Third-Quarter Flashback
Stryker posted better-than-expected third quarter 2010 results
with earnings of 80 cents per share
surpassing the Zacks Consensus Estimate of 77 cents. Net income jumped 47.5% year over year
led by sustained healthy sales from the MedSurg division.
Revenues grew 6.9% year over year to $1,768 million, also exceeding the Zacks
Consensus Estimate of $1,749 million.
However, strong growth at MedSurg was partly masked by yet another
sluggish performance by the core Orthopedic division due to weak
spine and knees sales.
Stryker's domestic sales benefited in the quarter from higher
shipments of orthopedic implants and surgical equipment while
international revenue growth was muted on account of an unfavorable
foreign exchange translation effect.
Estimate Revisions Trend
Agreement
Earnings estimates for fourth-quarter 2010 have been static over
the past week with no movements in either direction. However, there
has been a clear upswing over the last 30 days, mostly attributable
to the strong preliminary sales and the company's upbeat
guidance.
Out of 27 analysts covering the stock, 11 have raised their
estimates over the past month with just 1 moving in the opposite
direction, manifesting a strong directional consensus. The analysts
are expecting Stryker to outperform based on the solid revenue
performance.
Similarly, for fiscal 2010, 13 out of 21 analysts have hiked
their forecasts over the last 30 days while 1 lowered his/her
estimate. There has been a solitary positive revision over the past
7 days with no reverse movements.
Magnitude
The magnitude of revisions for the forthcoming quarter and
fiscal year has been torpid over the last week. However, a plethora
of upward estimate revisions accompanied by a sheer directional
pressure have led to an increase in the estimates for the fourth
quarter and fiscal 2010 by 1 cent and
2 cents, respectively, over the past
30 days.
With respect to earnings surprises, Stryker has posted two
positive surprises in the preceding four quarters while it met the
Zacks Consensus Estimates on two other occasions. The company has
produced an average positive earnings surprise of 3.23% over the
last four quarters, implying that it has beat the Zacks Consensus
Estimate by that measure.
Neutral on Stryker
Stryker is one of the world's largest medical devices companies
with a well-diversified product portfolio. It continues to expand
its product range by acquiring complementary products/businesses.
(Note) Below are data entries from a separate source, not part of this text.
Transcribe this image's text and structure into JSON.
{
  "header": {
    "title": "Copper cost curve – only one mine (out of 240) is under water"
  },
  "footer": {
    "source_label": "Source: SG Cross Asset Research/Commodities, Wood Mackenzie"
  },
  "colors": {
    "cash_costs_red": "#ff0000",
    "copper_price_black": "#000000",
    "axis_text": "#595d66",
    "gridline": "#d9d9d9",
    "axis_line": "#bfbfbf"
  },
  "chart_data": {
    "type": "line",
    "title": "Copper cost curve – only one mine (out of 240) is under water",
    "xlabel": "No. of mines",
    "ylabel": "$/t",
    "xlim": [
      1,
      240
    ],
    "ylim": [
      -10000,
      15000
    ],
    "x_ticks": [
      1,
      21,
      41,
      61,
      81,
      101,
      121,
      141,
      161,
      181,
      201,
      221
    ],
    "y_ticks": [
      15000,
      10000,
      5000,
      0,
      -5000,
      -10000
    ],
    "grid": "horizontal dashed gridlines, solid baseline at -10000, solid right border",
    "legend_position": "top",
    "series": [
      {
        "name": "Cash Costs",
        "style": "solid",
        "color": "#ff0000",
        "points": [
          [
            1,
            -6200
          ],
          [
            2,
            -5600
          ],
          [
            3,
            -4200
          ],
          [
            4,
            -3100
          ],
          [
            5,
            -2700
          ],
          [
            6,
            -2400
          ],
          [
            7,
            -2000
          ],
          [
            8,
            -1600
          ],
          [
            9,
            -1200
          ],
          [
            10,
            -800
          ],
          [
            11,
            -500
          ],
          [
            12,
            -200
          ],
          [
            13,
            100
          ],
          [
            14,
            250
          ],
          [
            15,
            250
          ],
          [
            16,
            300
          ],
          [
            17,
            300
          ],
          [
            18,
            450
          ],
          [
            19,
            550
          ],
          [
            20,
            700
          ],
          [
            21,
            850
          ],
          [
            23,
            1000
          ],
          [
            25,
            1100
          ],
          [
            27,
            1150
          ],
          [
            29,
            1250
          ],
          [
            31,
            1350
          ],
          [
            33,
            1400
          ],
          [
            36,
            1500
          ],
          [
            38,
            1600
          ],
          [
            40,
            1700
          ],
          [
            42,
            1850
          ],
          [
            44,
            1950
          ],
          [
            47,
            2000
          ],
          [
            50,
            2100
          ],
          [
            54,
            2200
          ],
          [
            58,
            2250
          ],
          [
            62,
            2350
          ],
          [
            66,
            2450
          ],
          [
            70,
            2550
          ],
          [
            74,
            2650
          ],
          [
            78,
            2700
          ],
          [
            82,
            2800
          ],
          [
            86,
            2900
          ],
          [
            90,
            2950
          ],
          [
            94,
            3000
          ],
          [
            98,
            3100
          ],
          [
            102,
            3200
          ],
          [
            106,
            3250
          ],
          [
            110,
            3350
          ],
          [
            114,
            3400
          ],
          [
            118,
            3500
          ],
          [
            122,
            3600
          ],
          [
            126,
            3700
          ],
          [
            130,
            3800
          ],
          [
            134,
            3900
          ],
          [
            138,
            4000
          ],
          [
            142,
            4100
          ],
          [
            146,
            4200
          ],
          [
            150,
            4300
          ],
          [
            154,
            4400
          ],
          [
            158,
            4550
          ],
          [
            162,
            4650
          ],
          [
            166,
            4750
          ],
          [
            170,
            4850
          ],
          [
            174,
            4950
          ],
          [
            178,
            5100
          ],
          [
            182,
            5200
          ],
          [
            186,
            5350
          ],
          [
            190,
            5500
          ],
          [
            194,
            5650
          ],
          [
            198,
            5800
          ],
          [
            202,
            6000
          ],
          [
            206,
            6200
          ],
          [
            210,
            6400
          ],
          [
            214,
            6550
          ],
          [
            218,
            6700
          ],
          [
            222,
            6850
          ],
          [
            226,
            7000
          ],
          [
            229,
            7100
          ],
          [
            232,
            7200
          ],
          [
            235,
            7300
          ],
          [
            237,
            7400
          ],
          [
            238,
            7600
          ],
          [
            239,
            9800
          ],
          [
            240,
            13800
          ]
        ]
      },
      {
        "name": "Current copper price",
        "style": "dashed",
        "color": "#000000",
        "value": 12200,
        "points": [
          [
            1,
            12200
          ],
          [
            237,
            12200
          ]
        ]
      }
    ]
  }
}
Stryker remains well positioned for growth across its Orthopedic
and MedSurg units driven by new product launches, acquisitions and
an improving hospital capital spending backdrop.
The company's MedSurg division continues to grow at a healthy
double-digit rate, benefiting from the synergies of the acquisition
of Ascent Healthcare. The MedSurg business continues to show
resilience in a still challenging macroeconomic backdrop.
With the sale of its bone growth product franchise ("OP-1"
product line) to Tokyo-based
equipment manufacturer Olympus Corporation, Stryker plans to
redirect a part of the related R&D spending to other internal
projects, which it believes has the potential to deliver better
returns.
Moreover, Stryker remains committed to delivering incremental
returns to investors leveraging its solid balance sheet, healthy
free cash flow and earnings power. The company, in December 2010, raised its quarterly dividend by
20% and announced an additional $500
million share repurchase program.
Stryker recently unfolded an optimistic outlook for fiscal 2011
with revenues expected to grow 11-13% in constant currency on the
back of higher shipments of Orthopedic Implants and MedSurg
Equipment coupled with the contribution from its recently acquired
neurovascular business of Boston Scientific (NYSE: BSX).